Educated, Tara Westlover’s autobiographical account, teaches us that we can always improve ourselves and that doing so through education is the best way.
Education has transformed countless lives around the world and is key to improving the quality of people’s lives.
Tara Westlover, author of her autobiographical novel Educated is an example.
Born on “someday” September 1986, neither Tara nor her six siblings had a birth certificate, medical record or academic history. Her father, a religious fanatic farmer, and her mother, a healer, completely denied them their schooling or any other contact with modern society out of paranoid fear of government control.
Guided by her curiosity and driven to flee the abuse of one of her older brothers, the total indifference of her parents to such a situation and the often dangerous child labour conditions to which she was accustomed, Tara decides to leave her father’s farm at the age of 16 to seek her own school and academic preparation. Years later, on her own, she earned a doctorate from the University of Cambridge.
Tara Westlover’s particular situation is not an isolated case in the global educational environment. Often, the universal right to education is almost a privilege based on economic, geographical, cultural or family factors that should not condition academic development.
Not for anything more than 121 million children and adolescents in the world have had to leave school or worse, have never had the opportunity to attend one.

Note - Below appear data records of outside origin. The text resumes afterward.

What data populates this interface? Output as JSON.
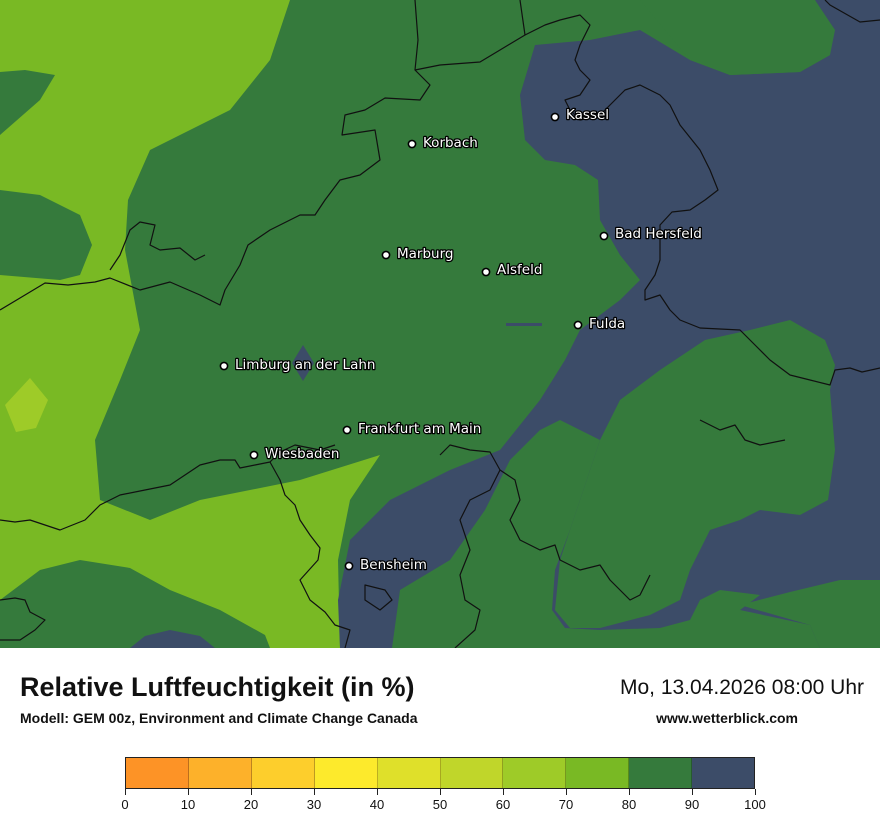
{
  "map": {
    "cities": [
      {
        "name": "Kassel"
      },
      {
        "name": "Korbach"
      },
      {
        "name": "Bad Hersfeld"
      },
      {
        "name": "Marburg"
      },
      {
        "name": "Alsfeld"
      },
      {
        "name": "Fulda"
      },
      {
        "name": "Limburg an der Lahn"
      },
      {
        "name": "Frankfurt am Main"
      },
      {
        "name": "Wiesbaden"
      },
      {
        "name": "Bensheim"
      }
    ]
  },
  "footer": {
    "title": "Relative Luftfeuchtigkeit (in %)",
    "subtitle": "Modell: GEM 00z, Environment and Climate Change Canada",
    "datetime": "Mo, 13.04.2026 08:00 Uhr",
    "website": "www.wetterblick.com"
  },
  "legend": {
    "unit": "%",
    "bins": [
      {
        "from": 0,
        "to": 10,
        "color": "#fd9326"
      },
      {
        "from": 10,
        "to": 20,
        "color": "#fdb12a"
      },
      {
        "from": 20,
        "to": 30,
        "color": "#fdce2c"
      },
      {
        "from": 30,
        "to": 40,
        "color": "#fdea2c"
      },
      {
        "from": 40,
        "to": 50,
        "color": "#dfe02a"
      },
      {
        "from": 50,
        "to": 60,
        "color": "#c0d62a"
      },
      {
        "from": 60,
        "to": 70,
        "color": "#9ecb28"
      },
      {
        "from": 70,
        "to": 80,
        "color": "#79b924"
      },
      {
        "from": 80,
        "to": 90,
        "color": "#357a3c"
      },
      {
        "from": 90,
        "to": 100,
        "color": "#3c4c68"
      }
    ],
    "tick_labels": [
      "0",
      "10",
      "20",
      "30",
      "40",
      "50",
      "60",
      "70",
      "80",
      "90",
      "100"
    ]
  }
}
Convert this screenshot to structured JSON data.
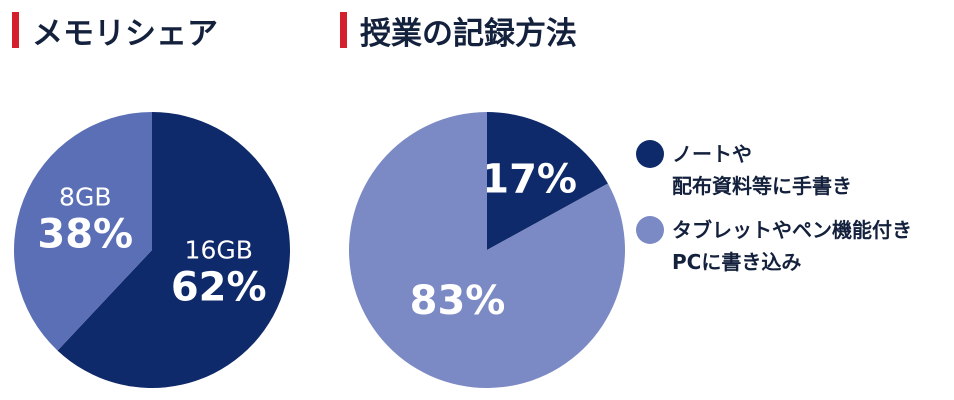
{
  "chart_data": [
    {
      "type": "pie",
      "title": "メモリシェア",
      "categories": [
        "16GB",
        "8GB"
      ],
      "values": [
        62,
        38
      ],
      "value_labels": [
        "62%",
        "38%"
      ],
      "colors": [
        "#0f2a6b",
        "#5b6fb6"
      ],
      "legend": false
    },
    {
      "type": "pie",
      "title": "授業の記録方法",
      "categories": [
        "ノートや\n配布資料等に手書き",
        "タブレットやペン機能付き\nPCに書き込み"
      ],
      "values": [
        17,
        83
      ],
      "value_labels": [
        "17%",
        "83%"
      ],
      "colors": [
        "#0f2a6b",
        "#7b8ac4"
      ],
      "legend": "right"
    }
  ]
}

However, just as the particular problems of Tara’s story resonate, so does her message of overcoming them. Just as she achieved academic success, stories of growth of all kinds around education are told in one way or another in every home in every nation.
For Tara Westlover education, more than an opportunity to improve, meant an escape and the hope of being able to know beyond a closed world without opportunities.

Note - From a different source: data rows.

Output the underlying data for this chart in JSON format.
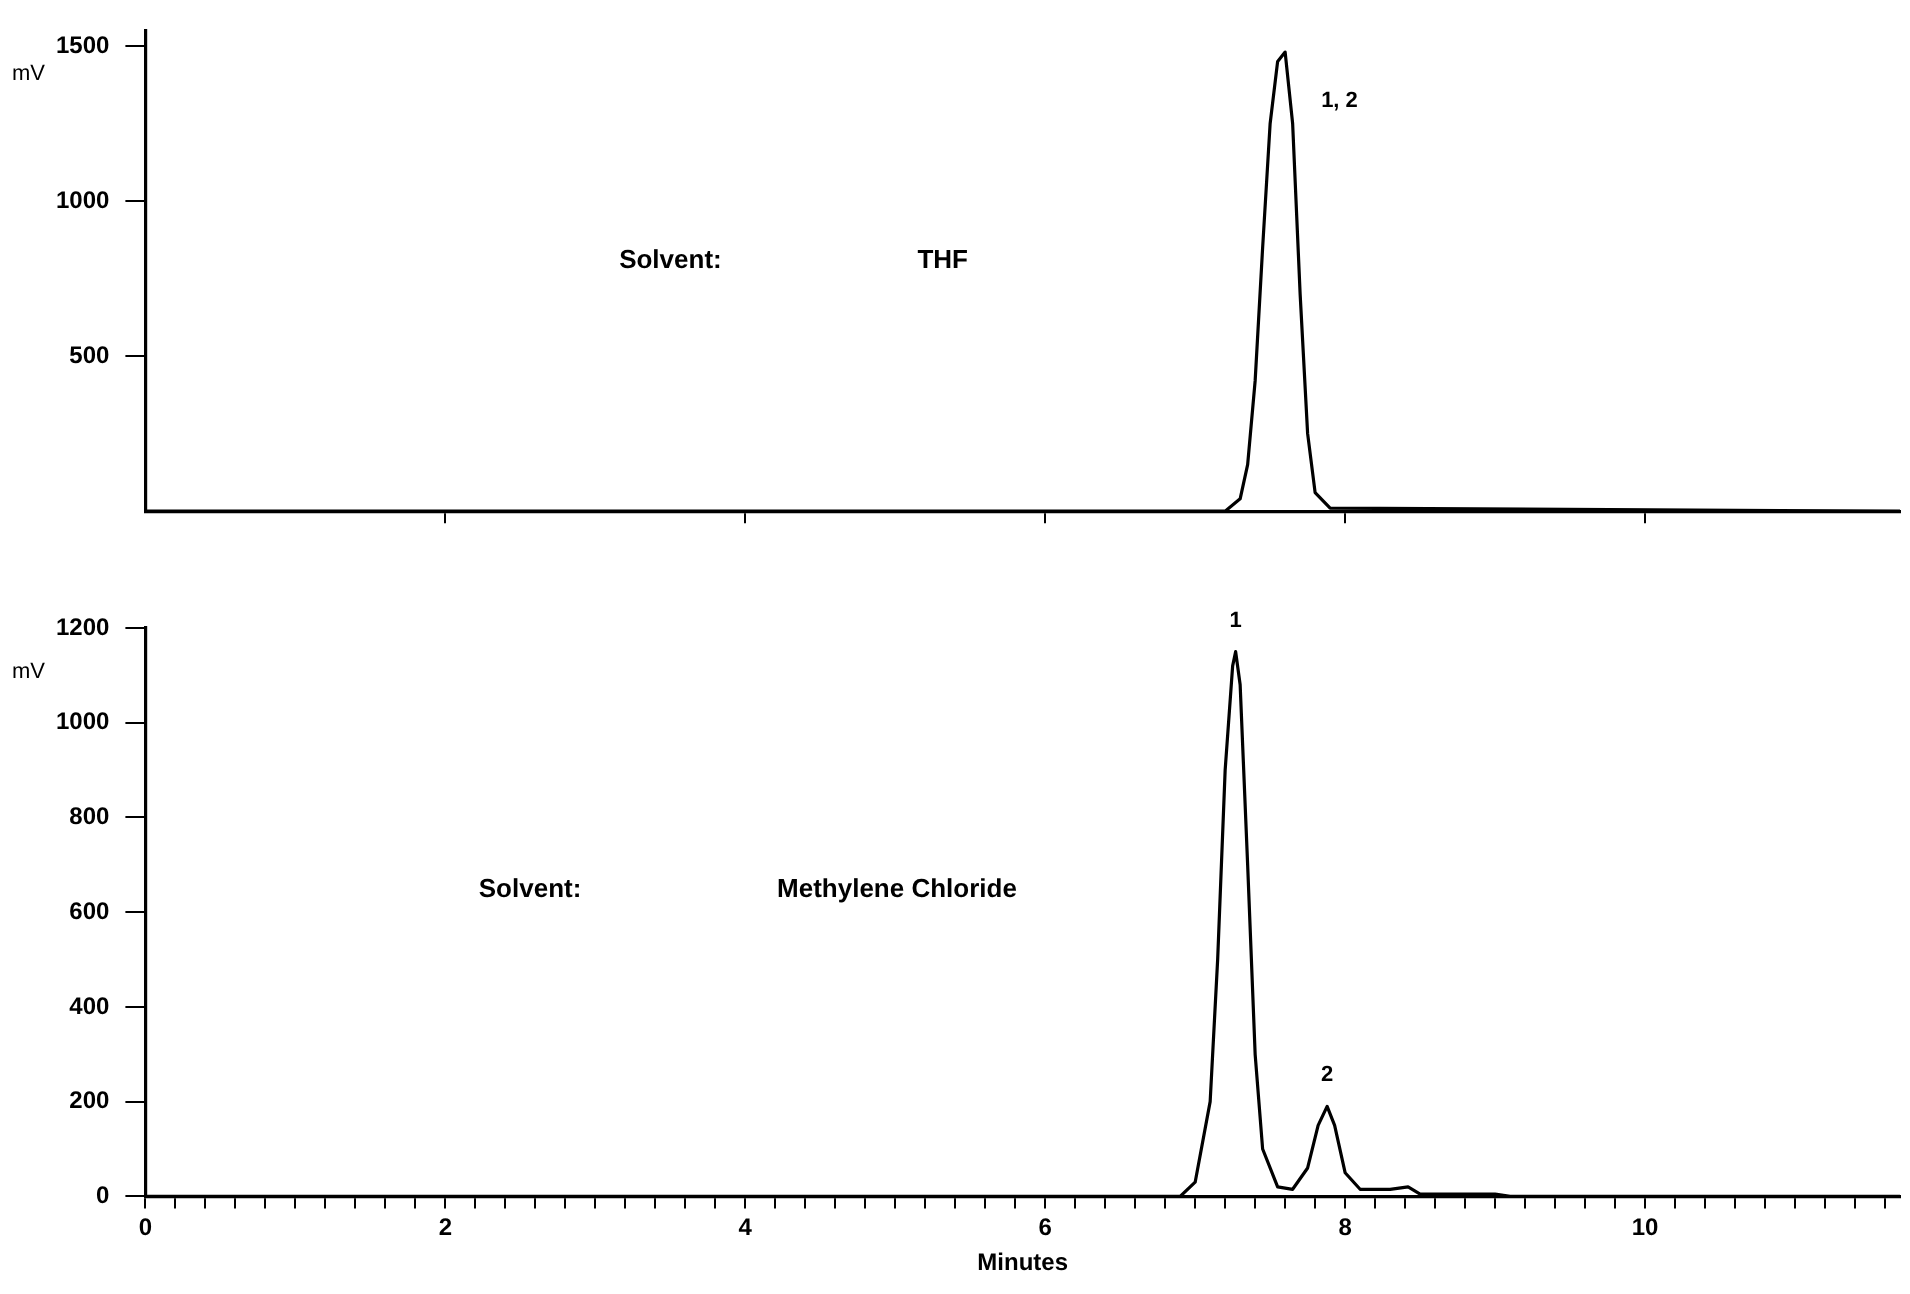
{
  "chart_data": [
    {
      "type": "line",
      "ylabel": "mV",
      "x": [
        0,
        7.2,
        7.3,
        7.35,
        7.4,
        7.45,
        7.5,
        7.55,
        7.6,
        7.65,
        7.7,
        7.75,
        7.8,
        7.9,
        11.7
      ],
      "series": [
        {
          "color": "#000000",
          "values": [
            0,
            0,
            40,
            150,
            420,
            850,
            1250,
            1450,
            1480,
            1250,
            700,
            250,
            60,
            10,
            0
          ]
        }
      ],
      "xlim": [
        0,
        11.7
      ],
      "xticks": [
        {
          "value": 2,
          "label": null
        },
        {
          "value": 4,
          "label": null
        },
        {
          "value": 6,
          "label": null
        },
        {
          "value": 8,
          "label": null
        },
        {
          "value": 10,
          "label": null
        }
      ],
      "ylim": [
        0,
        1550
      ],
      "yticks": [
        500,
        1000,
        1500
      ],
      "tick_labels": "y",
      "grid": false,
      "legend": false,
      "marker": "none",
      "line_style": "solid",
      "annotations": [
        "Solvent:",
        "THF",
        {
          "text": "1, 2",
          "x": 7.6,
          "y": 1480
        }
      ]
    },
    {
      "type": "line",
      "xlabel": "Minutes",
      "ylabel": "mV",
      "x": [
        0,
        6.9,
        7.0,
        7.1,
        7.15,
        7.2,
        7.25,
        7.27,
        7.3,
        7.35,
        7.4,
        7.45,
        7.55,
        7.65,
        7.75,
        7.82,
        7.88,
        7.93,
        8.0,
        8.1,
        8.3,
        8.42,
        8.5,
        9.0,
        9.1,
        11.7
      ],
      "series": [
        {
          "color": "#000000",
          "values": [
            0,
            0,
            30,
            200,
            500,
            900,
            1120,
            1150,
            1080,
            700,
            300,
            100,
            20,
            15,
            60,
            150,
            190,
            150,
            50,
            15,
            15,
            20,
            5,
            5,
            0,
            0
          ]
        }
      ],
      "xlim": [
        0,
        11.7
      ],
      "xticks": [
        0,
        {
          "value": 0.2,
          "label": null
        },
        {
          "value": 0.4,
          "label": null
        },
        {
          "value": 0.6,
          "label": null
        },
        {
          "value": 0.8,
          "label": null
        },
        {
          "value": 1,
          "label": null
        },
        {
          "value": 1.2,
          "label": null
        },
        {
          "value": 1.4,
          "label": null
        },
        {
          "value": 1.6,
          "label": null
        },
        {
          "value": 1.8,
          "label": null
        },
        2,
        {
          "value": 2.2,
          "label": null
        },
        {
          "value": 2.4,
          "label": null
        },
        {
          "value": 2.6,
          "label": null
        },
        {
          "value": 2.8,
          "label": null
        },
        {
          "value": 3,
          "label": null
        },
        {
          "value": 3.2,
          "label": null
        },
        {
          "value": 3.4,
          "label": null
        },
        {
          "value": 3.6,
          "label": null
        },
        {
          "value": 3.8,
          "label": null
        },
        4,
        {
          "value": 4.2,
          "label": null
        },
        {
          "value": 4.4,
          "label": null
        },
        {
          "value": 4.6,
          "label": null
        },
        {
          "value": 4.8,
          "label": null
        },
        {
          "value": 5,
          "label": null
        },
        {
          "value": 5.2,
          "label": null
        },
        {
          "value": 5.4,
          "label": null
        },
        {
          "value": 5.6,
          "label": null
        },
        {
          "value": 5.8,
          "label": null
        },
        6,
        {
          "value": 6.2,
          "label": null
        },
        {
          "value": 6.4,
          "label": null
        },
        {
          "value": 6.6,
          "label": null
        },
        {
          "value": 6.8,
          "label": null
        },
        {
          "value": 7,
          "label": null
        },
        {
          "value": 7.2,
          "label": null
        },
        {
          "value": 7.4,
          "label": null
        },
        {
          "value": 7.6,
          "label": null
        },
        {
          "value": 7.8,
          "label": null
        },
        8,
        {
          "value": 8.2,
          "label": null
        },
        {
          "value": 8.4,
          "label": null
        },
        {
          "value": 8.6,
          "label": null
        },
        {
          "value": 8.8,
          "label": null
        },
        {
          "value": 9,
          "label": null
        },
        {
          "value": 9.2,
          "label": null
        },
        {
          "value": 9.4,
          "label": null
        },
        {
          "value": 9.6,
          "label": null
        },
        {
          "value": 9.8,
          "label": null
        },
        10,
        {
          "value": 10.2,
          "label": null
        },
        {
          "value": 10.4,
          "label": null
        },
        {
          "value": 10.6,
          "label": null
        },
        {
          "value": 10.8,
          "label": null
        },
        {
          "value": 11,
          "label": null
        },
        {
          "value": 11.2,
          "label": null
        },
        {
          "value": 11.4,
          "label": null
        },
        {
          "value": 11.6,
          "label": null
        }
      ],
      "ylim": [
        0,
        1200
      ],
      "yticks": [
        0,
        200,
        400,
        600,
        800,
        1000,
        1200
      ],
      "grid": false,
      "legend": false,
      "marker": "none",
      "line_style": "solid",
      "annotations": [
        "Solvent:",
        "Methylene Chloride",
        {
          "text": "1",
          "x": 7.27,
          "y": 1150
        },
        {
          "text": "2",
          "x": 7.88,
          "y": 190
        }
      ]
    }
  ]
}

Educated reminds us of a specific feature of human behaviour: We as people have the possibility to improve, to continue learning, to change our particular situation if we wish, regardless of the barriers we face.

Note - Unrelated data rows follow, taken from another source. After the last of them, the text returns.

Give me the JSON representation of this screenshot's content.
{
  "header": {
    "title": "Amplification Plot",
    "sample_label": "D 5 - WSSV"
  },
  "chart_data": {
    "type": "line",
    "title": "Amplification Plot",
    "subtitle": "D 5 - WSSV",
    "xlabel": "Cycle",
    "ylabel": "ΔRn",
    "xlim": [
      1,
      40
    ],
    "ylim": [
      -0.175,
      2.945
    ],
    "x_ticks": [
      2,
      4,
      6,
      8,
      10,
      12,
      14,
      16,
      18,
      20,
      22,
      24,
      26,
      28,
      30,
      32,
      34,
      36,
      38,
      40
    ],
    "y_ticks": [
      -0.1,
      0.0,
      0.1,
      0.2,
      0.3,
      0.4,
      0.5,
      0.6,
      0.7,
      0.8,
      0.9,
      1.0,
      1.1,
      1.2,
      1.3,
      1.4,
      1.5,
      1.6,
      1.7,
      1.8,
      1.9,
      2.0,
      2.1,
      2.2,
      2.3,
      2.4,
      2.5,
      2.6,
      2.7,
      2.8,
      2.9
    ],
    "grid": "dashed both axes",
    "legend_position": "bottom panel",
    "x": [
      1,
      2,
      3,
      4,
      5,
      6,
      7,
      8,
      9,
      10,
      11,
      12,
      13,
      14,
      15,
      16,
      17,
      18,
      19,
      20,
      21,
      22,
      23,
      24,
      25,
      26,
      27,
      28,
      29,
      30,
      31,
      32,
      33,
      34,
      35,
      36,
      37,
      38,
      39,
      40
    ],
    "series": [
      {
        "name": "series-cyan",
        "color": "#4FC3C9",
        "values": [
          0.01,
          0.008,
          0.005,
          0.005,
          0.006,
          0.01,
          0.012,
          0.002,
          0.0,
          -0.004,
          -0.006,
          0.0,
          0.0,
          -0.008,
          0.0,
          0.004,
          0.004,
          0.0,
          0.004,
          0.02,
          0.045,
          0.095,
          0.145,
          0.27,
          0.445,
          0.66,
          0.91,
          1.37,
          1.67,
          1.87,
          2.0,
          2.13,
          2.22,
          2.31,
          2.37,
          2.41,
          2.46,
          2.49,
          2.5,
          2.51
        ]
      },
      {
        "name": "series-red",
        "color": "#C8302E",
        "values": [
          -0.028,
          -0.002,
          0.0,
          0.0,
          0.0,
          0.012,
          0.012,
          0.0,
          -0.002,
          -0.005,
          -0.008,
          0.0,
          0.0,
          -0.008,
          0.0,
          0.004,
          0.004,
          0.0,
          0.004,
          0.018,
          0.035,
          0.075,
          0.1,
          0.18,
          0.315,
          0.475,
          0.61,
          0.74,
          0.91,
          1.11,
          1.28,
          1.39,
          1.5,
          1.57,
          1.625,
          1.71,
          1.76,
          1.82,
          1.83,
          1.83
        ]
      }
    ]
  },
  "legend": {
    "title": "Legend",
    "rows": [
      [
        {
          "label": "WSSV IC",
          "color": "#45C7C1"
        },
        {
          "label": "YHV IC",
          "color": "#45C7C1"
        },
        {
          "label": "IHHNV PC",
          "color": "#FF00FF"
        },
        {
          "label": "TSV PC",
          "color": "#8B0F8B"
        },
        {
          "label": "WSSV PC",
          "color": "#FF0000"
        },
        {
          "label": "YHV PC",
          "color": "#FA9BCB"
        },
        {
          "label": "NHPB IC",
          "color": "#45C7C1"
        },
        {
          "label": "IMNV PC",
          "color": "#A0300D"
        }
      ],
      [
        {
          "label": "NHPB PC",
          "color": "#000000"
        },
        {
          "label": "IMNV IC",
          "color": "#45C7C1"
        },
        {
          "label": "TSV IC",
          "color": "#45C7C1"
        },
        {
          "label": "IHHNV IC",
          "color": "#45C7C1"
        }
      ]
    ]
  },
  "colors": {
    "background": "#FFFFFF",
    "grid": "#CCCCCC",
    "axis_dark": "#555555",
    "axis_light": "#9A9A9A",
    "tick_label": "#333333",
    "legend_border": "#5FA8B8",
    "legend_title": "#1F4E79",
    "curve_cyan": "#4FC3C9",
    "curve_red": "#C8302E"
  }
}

Tara, on the one hand, had to choose her path by breaking ties definitively with half of her family, including her parents, having to endure and overcome years of academic failure every time she was in class. While the sacrifices can be great, the important thing is to know yourself well enough to know what is really worthwhile.
Tara Westlover’s story may seem like another story of overcoming like many others, but it is a portrait of the transformative power of education itself.
“The first version of you is not your only version,” Tara stated in some of her interviews. In Educated, we understand that finding the best version of ourselves will always be easier done in the classroom.